Im Jahr 1912 wurde auch der Betrieb auf der meterspurigen elektrischen Lokalbahn, der heutigen Tatranské elektrické železnice, zwischen Deutschendorf/Poprad und Tschirmer See mit einer Haltestelle in Weszterheim aufgenommen.
Arzt, Lehrer und Kommandant
Der Erste Weltkrieg stoppte weitere bauliche Arbeiten. Zum 25-jährigen Bestehen des Sanatoriums widmete die in Kesmark erscheinende Karpathen-Post am 25. Juli 1918 ihre ganze Titelseite diesem Jubiläum. Aus dem Sanatorium wurde ein Lazarett. In einem der Gebäude wurden TBC-Kranke isoliert und behandelt.
Dr. Guhr als guter Skiläufer übernahm sogar noch zusätzlich die Ausbildung von Soldaten im Gebrauch von Schneeschuhen. Mit zehn Zivilinstruktoren führte er das Kaschauer Korps in das Skilaufen ein. Es hieß, er war jetzt Arzt, Lehrer und Kommandant in einer Person.
Ausbau zu großem Sanatorium
Nach Ende des Krieges lagen die Zips und damit das Sanatorium nicht mehr in Ungarn, sondern gehörten nun zur neugegründeten Tschechoslowakei. Das war eher ein Vorteil, denn man gehörte nicht mehr zu dem Staat, der den Krieg verloren hatte. Es änderte sich aber der Name – aus Weszterheim wurde „Tatranská Polianka“.

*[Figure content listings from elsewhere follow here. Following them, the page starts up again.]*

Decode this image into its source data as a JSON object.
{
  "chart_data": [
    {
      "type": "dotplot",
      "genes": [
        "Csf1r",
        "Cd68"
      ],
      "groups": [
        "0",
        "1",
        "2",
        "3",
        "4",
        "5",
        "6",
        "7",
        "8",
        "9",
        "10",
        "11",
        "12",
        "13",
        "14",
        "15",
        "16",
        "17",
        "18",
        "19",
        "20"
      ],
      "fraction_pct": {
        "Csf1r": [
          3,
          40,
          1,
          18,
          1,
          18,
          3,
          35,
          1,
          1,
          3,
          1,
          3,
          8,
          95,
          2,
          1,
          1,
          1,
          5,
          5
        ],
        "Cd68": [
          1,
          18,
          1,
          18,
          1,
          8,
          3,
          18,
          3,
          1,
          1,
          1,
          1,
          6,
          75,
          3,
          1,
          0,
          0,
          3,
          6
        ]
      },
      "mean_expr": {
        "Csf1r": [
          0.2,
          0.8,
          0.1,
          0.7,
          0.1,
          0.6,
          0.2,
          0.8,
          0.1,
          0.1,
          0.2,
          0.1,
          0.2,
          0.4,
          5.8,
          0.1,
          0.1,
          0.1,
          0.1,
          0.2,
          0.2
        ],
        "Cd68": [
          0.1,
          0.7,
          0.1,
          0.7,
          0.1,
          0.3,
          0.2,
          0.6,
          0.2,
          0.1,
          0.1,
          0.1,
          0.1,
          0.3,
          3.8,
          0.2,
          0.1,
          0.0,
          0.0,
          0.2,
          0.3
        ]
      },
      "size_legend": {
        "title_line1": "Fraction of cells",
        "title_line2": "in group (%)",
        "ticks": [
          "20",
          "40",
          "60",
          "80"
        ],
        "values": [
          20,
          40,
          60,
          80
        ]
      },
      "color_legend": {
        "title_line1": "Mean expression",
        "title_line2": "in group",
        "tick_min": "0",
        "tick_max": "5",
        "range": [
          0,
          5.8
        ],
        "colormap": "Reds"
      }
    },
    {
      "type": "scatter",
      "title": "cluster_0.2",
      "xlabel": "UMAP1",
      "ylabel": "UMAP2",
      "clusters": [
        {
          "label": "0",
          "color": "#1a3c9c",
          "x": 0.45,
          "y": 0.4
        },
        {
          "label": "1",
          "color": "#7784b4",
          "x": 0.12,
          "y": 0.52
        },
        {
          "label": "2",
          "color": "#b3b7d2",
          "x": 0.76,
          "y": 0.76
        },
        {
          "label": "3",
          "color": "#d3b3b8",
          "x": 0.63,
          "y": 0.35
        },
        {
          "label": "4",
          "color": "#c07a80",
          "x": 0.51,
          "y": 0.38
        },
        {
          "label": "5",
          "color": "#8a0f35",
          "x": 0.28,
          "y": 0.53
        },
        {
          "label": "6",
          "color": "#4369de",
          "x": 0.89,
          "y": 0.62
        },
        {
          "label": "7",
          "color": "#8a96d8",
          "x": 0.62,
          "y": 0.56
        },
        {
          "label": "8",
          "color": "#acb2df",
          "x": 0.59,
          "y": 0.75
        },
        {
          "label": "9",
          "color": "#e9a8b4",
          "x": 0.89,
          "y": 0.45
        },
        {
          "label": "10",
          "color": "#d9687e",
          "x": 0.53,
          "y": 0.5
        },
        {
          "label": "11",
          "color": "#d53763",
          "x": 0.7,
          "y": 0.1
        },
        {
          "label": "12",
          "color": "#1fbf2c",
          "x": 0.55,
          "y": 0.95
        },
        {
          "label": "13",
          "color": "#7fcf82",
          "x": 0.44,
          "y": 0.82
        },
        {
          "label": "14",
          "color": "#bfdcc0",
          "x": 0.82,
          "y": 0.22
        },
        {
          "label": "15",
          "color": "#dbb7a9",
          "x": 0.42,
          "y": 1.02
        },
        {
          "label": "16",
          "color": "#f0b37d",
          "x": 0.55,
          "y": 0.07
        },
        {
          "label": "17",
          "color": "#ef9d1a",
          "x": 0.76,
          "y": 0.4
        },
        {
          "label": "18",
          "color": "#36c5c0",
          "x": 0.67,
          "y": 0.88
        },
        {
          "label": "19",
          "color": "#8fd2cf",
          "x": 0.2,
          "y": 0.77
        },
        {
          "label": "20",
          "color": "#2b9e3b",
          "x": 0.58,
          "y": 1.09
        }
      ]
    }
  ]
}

Die durch den Krieg unterbrochenen Modernisierungs- und Ausbauarbeiten gingen weiter. Alle Inneneinrichtungen, insbesondere die Behandlungsräume, wurden rekonstruiert und ein neues, großes Sanatoriumsgebäude mit dem heutigen Aussehen entstand im Jahr 1924.
Nachfolge stets geregelt
Paul Weszter, der die Siedlung ins Leben gerufen hatte, starb 1921. Nun übernahm Dr. Guhr die Gesamtverantwortung. Erst 1928 änderte er den Namen in Dr.-Guhr-Sanatorium. Schwerpunkt war weiterhin das Behandeln von Erkrankungen der Atemwege. Guhr führte nun seinerseits einen Neffen als zukünftigen Nachfolger ein, den jungen Dr. Paul Kunsch (1891- 1959). Dass dieser als Chefarztassistent an diese Aufgabe herangeführt wurde, war eine kluge Entscheidung, denn Dr. Michael Guhr starb am 23. August 1933.
Dr. Kunsch führte das Sanatorium bis 1944, dann musste er nach Österreich fliehen. Das Sanatorium wurde nach Kriegsende umbenannt. Inzwischen führt es wieder den Namen des Mannes, dem es gemeinsam mit Paul Weszter seine Entwicklung und Ausstrahlung in die ganze Welt verdient, den Namen „Sanatorium Dr. Guhra“ (Sanatorium des Dr. Guhr).